They say that tragedy brings out the best in some people and the worst in other. Stephen McKinney isn’t all that likable when the book opens. He lost his fiance five years before. We don’t get the details of the terrible attack she suffered until near the middle of the novel. Once we do, its easy to see why learning about Hannah Walker’s past would send him into a tailspin. When they first meet, pursing her is a game for him. He doesn’t believe he’s capable of connecting on a deep level, and so he’s a real jerk.
Hannah is physically and emotionally damaged. In many ways, her social development ended at fourteen. Her five older brothers are incredibly over protective and inhibit her from really trying out her wings in the real world. The author does a great job showing us how torn Hannah is between protecting herself and venturing out into the world. Stephen is way way out of her league in terms of life experience. He’s a game player. It’s how he survives. Poor Hannah couldn’t play head games if her life depended on it. There’s no guile, no artfulness about her, and THIS is what Stephen is not used to coping with. He has no defense against her other than feigned indifference, which he can’t keep up for very long.
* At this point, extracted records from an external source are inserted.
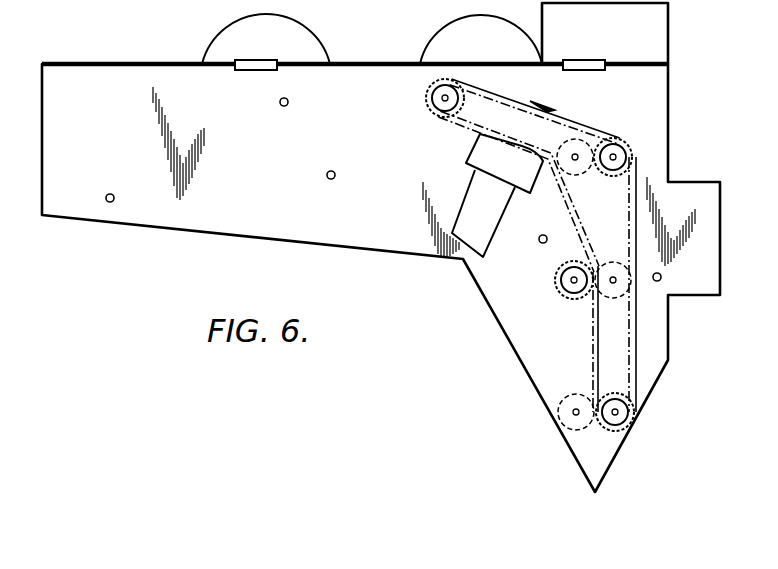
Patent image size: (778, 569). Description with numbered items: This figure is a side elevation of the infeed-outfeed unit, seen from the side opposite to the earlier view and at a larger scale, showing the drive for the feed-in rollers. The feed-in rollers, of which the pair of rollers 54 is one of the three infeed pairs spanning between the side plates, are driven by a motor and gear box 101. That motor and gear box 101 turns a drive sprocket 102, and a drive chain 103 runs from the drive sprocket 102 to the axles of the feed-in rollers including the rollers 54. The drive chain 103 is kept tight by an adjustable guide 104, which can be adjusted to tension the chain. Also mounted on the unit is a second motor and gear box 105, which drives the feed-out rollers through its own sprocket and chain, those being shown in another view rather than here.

The motor and gear box 105 is at (221, 36).
The motor and gear box 101 is at (431, 43).
The drive sprocket 102 is at (456, 88).
The drive chain 103 is at (589, 132).
The adjustable guide 104 is at (470, 163).
The pair of rollers 54 is at (568, 396).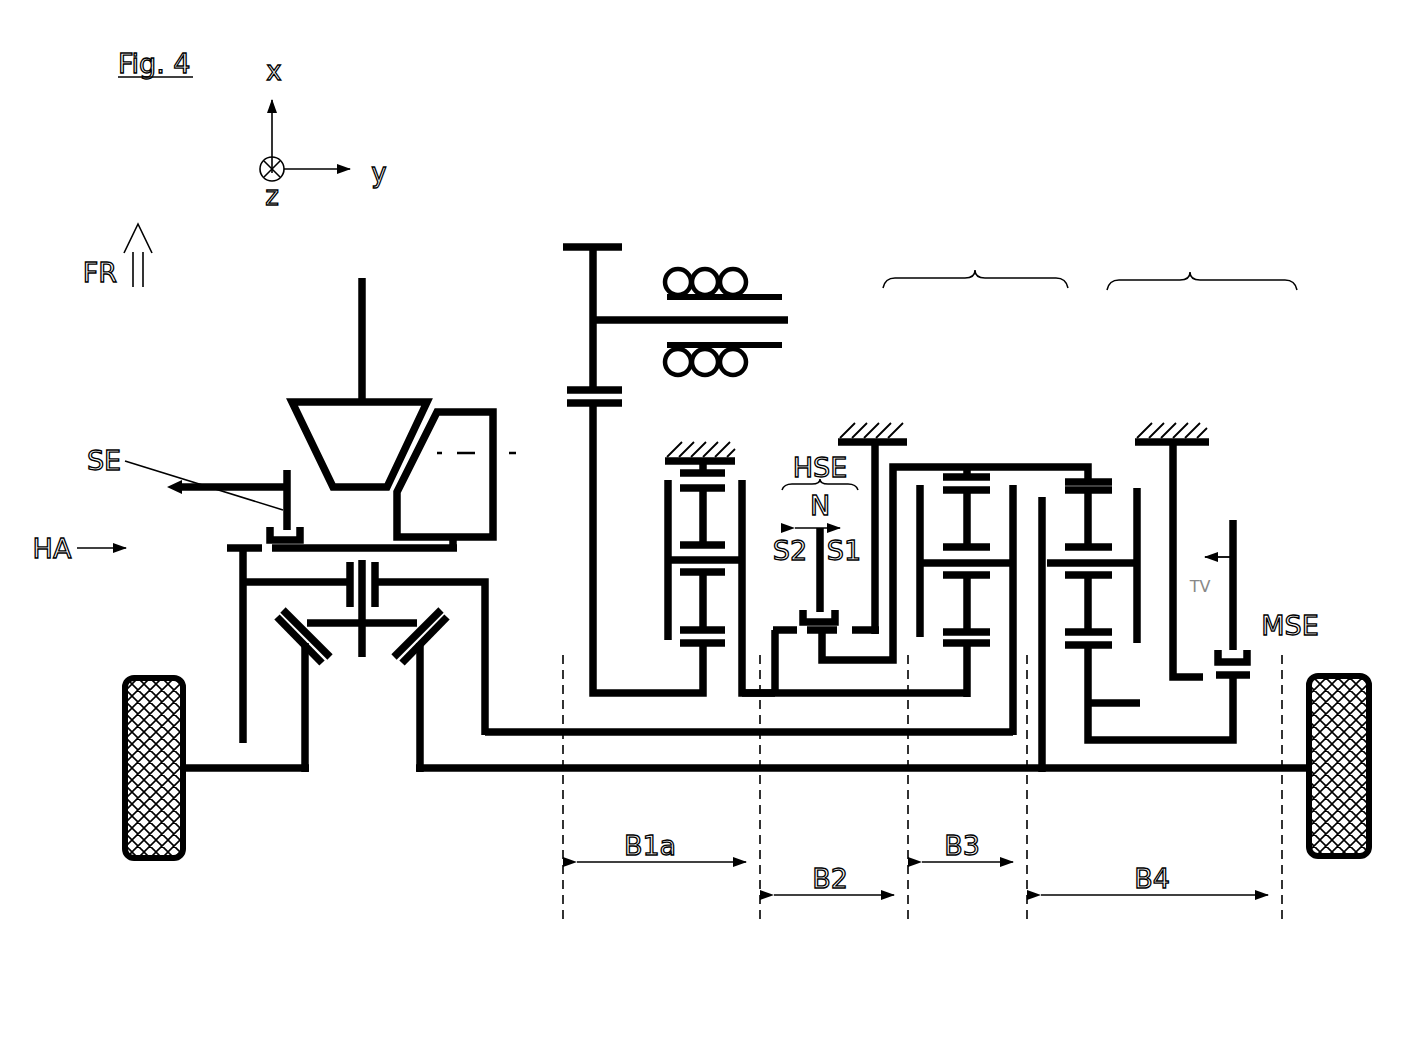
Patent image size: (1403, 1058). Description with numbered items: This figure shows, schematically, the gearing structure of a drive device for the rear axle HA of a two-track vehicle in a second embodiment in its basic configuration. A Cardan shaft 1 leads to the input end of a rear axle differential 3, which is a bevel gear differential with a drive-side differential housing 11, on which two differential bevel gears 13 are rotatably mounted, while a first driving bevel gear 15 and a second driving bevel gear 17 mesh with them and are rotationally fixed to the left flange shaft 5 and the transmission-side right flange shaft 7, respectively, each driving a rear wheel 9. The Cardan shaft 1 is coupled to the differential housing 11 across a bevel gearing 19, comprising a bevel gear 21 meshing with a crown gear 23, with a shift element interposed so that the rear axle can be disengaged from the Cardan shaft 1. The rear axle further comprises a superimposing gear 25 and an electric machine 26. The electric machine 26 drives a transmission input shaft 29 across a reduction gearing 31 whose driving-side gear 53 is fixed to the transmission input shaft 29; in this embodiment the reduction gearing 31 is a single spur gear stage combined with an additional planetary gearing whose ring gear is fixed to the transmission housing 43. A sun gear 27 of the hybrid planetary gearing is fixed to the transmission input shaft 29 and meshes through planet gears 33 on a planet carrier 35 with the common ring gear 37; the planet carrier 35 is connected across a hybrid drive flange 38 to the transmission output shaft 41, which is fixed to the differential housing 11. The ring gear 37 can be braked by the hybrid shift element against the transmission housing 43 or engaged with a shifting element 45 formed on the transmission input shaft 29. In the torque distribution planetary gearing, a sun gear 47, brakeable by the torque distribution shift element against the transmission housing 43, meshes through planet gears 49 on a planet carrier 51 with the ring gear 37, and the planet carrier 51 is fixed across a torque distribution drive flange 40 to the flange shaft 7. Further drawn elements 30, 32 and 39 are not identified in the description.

The Cardan shaft 1 is at (356, 307).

Claudia Conner makes good use of Hannah’s little ranch. It’s both a place where Hannah and Stephen can reveal their real selves, and the factor that most threatens their burgeoning relationship. Someone is trying to buy the place out from under Hannah, who inherited it in a rather unconventional manner. Stephen believes he can help her save the property. He has no idea how difficult and dangerous things are going to get.
As in the first McKinney Brothers book, there’s plenty of family poking their noses into Stephen and Hannah’s business. Her brothers are a hoot. I know they’re not McKinneys, but I hope they get books of their own.
I didn’t expect the ending–especially what becomes of Stephen’s beloved company–but I found it absolutely perfect. Too many romances end with the hero getting the girl, catching the bad guys, and maintaining his massive fortune. Things are more complicated in WORTH THE RISK.
And I’m glad I took a risk and stuck with Claudia Connor’s series. It was definitely worth it.